A physics-guided time-decay self-attention transformer-based few-shot transfer learning for PEMFC remaining useful life prediction under data incompleteness
摘要
Accurate Remaining Useful Life (RUL) prediction for Proton Exchange Membrane Fuel Cells (PEMFCs) is critically challenged by incomplete monitoring data and domain shifts. To address these issues, this paper proposes a novel few-shot transfer learning framework based on Time-Decay Self-attention Transformer (TS-transformer). Firstly, a hybrid imputation strategy combining linear interpolation and a Long Short-Term Memory (LSTM) network is used to reconstruct missing data. Secondly, Variational Mode Decomposition (VMD) combined with Mutual Information-Maximum Mean Discrepancy (MI-MMD) is utilized to suppress reconstruction noise and extract robust domain-invariant features. Finally, according to the electrochemical relaxation degradation laws of PEMFCs, a time-decay self-attention mechanism is embedded into the Transformer architecture.
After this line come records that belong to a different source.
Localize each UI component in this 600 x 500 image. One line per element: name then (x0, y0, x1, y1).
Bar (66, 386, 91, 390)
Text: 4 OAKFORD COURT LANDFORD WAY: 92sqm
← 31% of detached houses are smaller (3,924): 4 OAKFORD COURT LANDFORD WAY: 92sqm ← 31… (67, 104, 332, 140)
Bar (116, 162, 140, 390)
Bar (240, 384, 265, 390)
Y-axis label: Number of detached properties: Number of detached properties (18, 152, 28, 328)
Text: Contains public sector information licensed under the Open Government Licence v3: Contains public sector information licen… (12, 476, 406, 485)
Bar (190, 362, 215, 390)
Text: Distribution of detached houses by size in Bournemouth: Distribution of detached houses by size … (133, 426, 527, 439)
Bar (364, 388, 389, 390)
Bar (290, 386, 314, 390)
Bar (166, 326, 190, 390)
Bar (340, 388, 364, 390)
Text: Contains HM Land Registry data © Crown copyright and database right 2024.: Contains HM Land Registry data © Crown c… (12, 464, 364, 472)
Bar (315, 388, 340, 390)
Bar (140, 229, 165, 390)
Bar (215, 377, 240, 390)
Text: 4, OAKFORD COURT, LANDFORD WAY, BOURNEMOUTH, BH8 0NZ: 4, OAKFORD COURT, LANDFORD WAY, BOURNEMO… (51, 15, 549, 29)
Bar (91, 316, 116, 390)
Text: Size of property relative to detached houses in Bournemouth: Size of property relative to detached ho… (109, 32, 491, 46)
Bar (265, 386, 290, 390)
By incorporating dedicated mathematical constraints, this mechanism enables the model to adaptively prioritize recent degradation states, thereby overcoming the inherent lack of temporal inductive bias in the standard Transformer model. Experimental results demonstrate that high-precision prediction is achieved with only 10% of the target domain samples. Under severe data incompleteness scenarios involving 75% discrete intermittent missingness and 35% continuous segment missingness, the proposed model reduces RUL prediction errors by 52.66%–82.11% compared with existing state-of-the-art baselines. These findings provide a robust solution for PEMFC Prognostics and Health Management (PHM) under few-shot and incomplete data conditions.